The other day, I hit 200 followers, and 1,000 likes! Thanks everyone for all of the support! Here’s to 200 more followers!
I wasn’t diggin’ this week’s Top 10 Tuesday topic, so I switched it up a little bit. I actually think I’m pretty good at representing the books I love, and the books I hate (no one’s ever accused me of hiding my opinions…). Instead of simply doing 10 great books I haven’t mentioned recently, I’m doing 5 books that deserve more shine, and 5 books that can exit stage left. As always, feel free to leave some additions in the comments!
5 Books That Deserve More Shine
1.Discourse on Colonialism, by Aime Cesaire: Have you ever read a book and wished you had the author’s smarts? That’s how I felt after reading Discourse on Colonialism. Aime Cesaire, one of the fathers of the negritude intellectual movement, was an absolutely brilliant man. This book was required reading during my first semester of college, alongside Pedagogy of the Oppressed (see below) and Wretched of the Earth. Each of these books are mighty all on their own, but together? They pack a mean punch.
2. An Indigenous Peoples’ History of the United States, by Roxanne Dunbar-Ortiz: I have a confession, y’all. I haven’t finished this book yet. Historical books take me twice as long to read, because I contextualize the history I’m reading within the history I already know. However, I haven’t heard nearly enough about this book, considering how much I like it already.
3. Pedagogy of the Oppressed, by Paulo Freire: Anyone who knows me is aware that this is one of my top 10 most influential books– ever. It’s an extremely heavy read, as you can likely tell from the title, but Paulo Freire is a genius.
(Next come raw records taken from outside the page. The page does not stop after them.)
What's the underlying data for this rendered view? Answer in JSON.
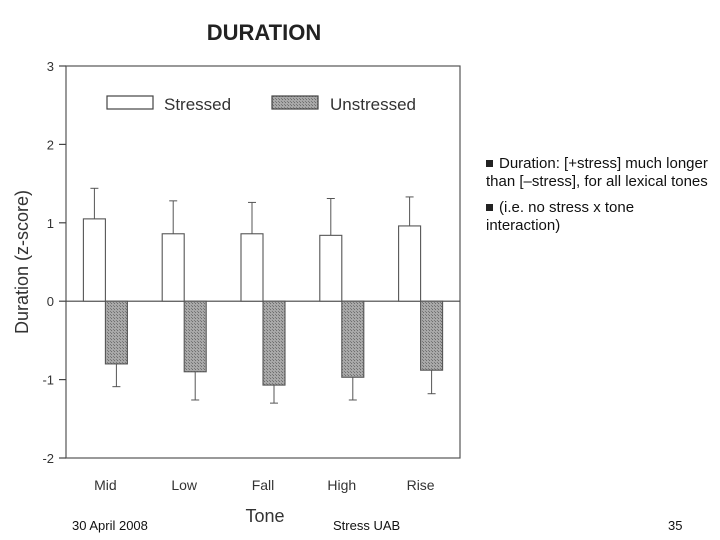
{
  "slide": {
    "bullets": [
      "Duration: [+stress] much longer than [–stress], for all lexical tones",
      "(i.e. no stress x tone interaction)"
    ],
    "bullet_icon": "square-bullet-icon",
    "footer": {
      "date": "30 April 2008",
      "center": "Stress UAB",
      "page": "35"
    }
  },
  "chart_data": {
    "type": "bar",
    "title": "DURATION",
    "xlabel": "Tone",
    "ylabel": "Duration (z-score)",
    "categories": [
      "Mid",
      "Low",
      "Fall",
      "High",
      "Rise"
    ],
    "ylim": [
      -2,
      3
    ],
    "yticks": [
      -2,
      -1,
      0,
      1,
      2,
      3
    ],
    "ytick_labels": [
      "-2",
      "-1",
      "0",
      "1",
      "2",
      "3"
    ],
    "legend_position": "top",
    "grid": false,
    "series": [
      {
        "name": "Stressed",
        "values": [
          1.05,
          0.86,
          0.86,
          0.84,
          0.96
        ],
        "error": [
          0.39,
          0.42,
          0.4,
          0.47,
          0.37
        ],
        "fill": "#ffffff"
      },
      {
        "name": "Unstressed",
        "values": [
          -0.8,
          -0.9,
          -1.07,
          -0.97,
          -0.88
        ],
        "error": [
          0.29,
          0.36,
          0.23,
          0.29,
          0.3
        ],
        "fill": "#9a9a9a"
      }
    ]
  }
}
This book was required reading in the first semester of college, alongside Discourse, but it really deserves a reread.
4. Jubilee, by Margaret Walker: Brown Girl Reading and One Small Paw hosted a Black History Month readalong for Jubiliee. I couldn’t join, because I already had a crammed dance card, but this is yet another book that I recommend. It’s a big one, I warn you, but its entirely worth it. This book was required reading freshman year of high school, and was probably my favorite pick of that entire year.
5. The Things They Carried, by Tim O Brien: Yet another of my required books, this time for 12th grade English class. It’s one of the few books over which my non-reading boyfriend and I can bond. Yes, it’s about war, but it’s more about the people who fight these wars.
5 Books That Can Exit Stage Left
1. Chronicles of Narnia, by C.S. Lewis: I tried to read this series. I really did. It’s just such a snooze fest, that I didn’t even particularly want to see the movies, either. I’ve enjoyed other C.S. Lewis books, though, such as The Four Loves.
2. Heart of Darkness, by Joseph Conrad: One of the worst assignments of 10th grade was having to juxtapose Heart of Darkness with Ellison’s Invisible Man. Each student was given a different book to compare and contrast with Ellison– I thought it was somewhat insensitive essay my teacher to make Heart of Darkness among the choices. If I had the chance to write that paper again, I’d write the hell out of that essay, but at 14, I don’t think I was quite ready. I just ended up…angry and confused.
3. 50 Shades of Grey, by E.L James: I’m not one of the people who thought 50 Shades of Grey was awful. I was highly entertained throughout the trilogy, even though I’d never date Christian or Anastasia Grey. That said, the book seemed to inspire way too much adoration and vitriol from both sides of the aisle. It’s really not enough of a series to feel that strongly about, guys. Lets just let it fade away, and make room for more Sylvia Day.
4. Faces at the Bottom of the Well, by Derrick Bell: This is the only book from our book club that I haven’t enjoyed thus far. I just wasn’t a fan of the book’s format, and the author’s writing style. I like books that say what they need to say, and I thought the use of allegory detracted from this. I’m not sure if there is/was hype surrounding this book, but I just wish this book would have stayed away from my book club. Which is really a shame, because it had so much to say.
5. The Giver, by Lois Lowry: I never, ever, ever understood the hype around The Giver. It just wasn’t special. It’s mandatory reading where I live, as part of our middle grade dystopian unit. Just the idea of putting The Giver alongside real books such as Brave New World and 1984 makes me cringe.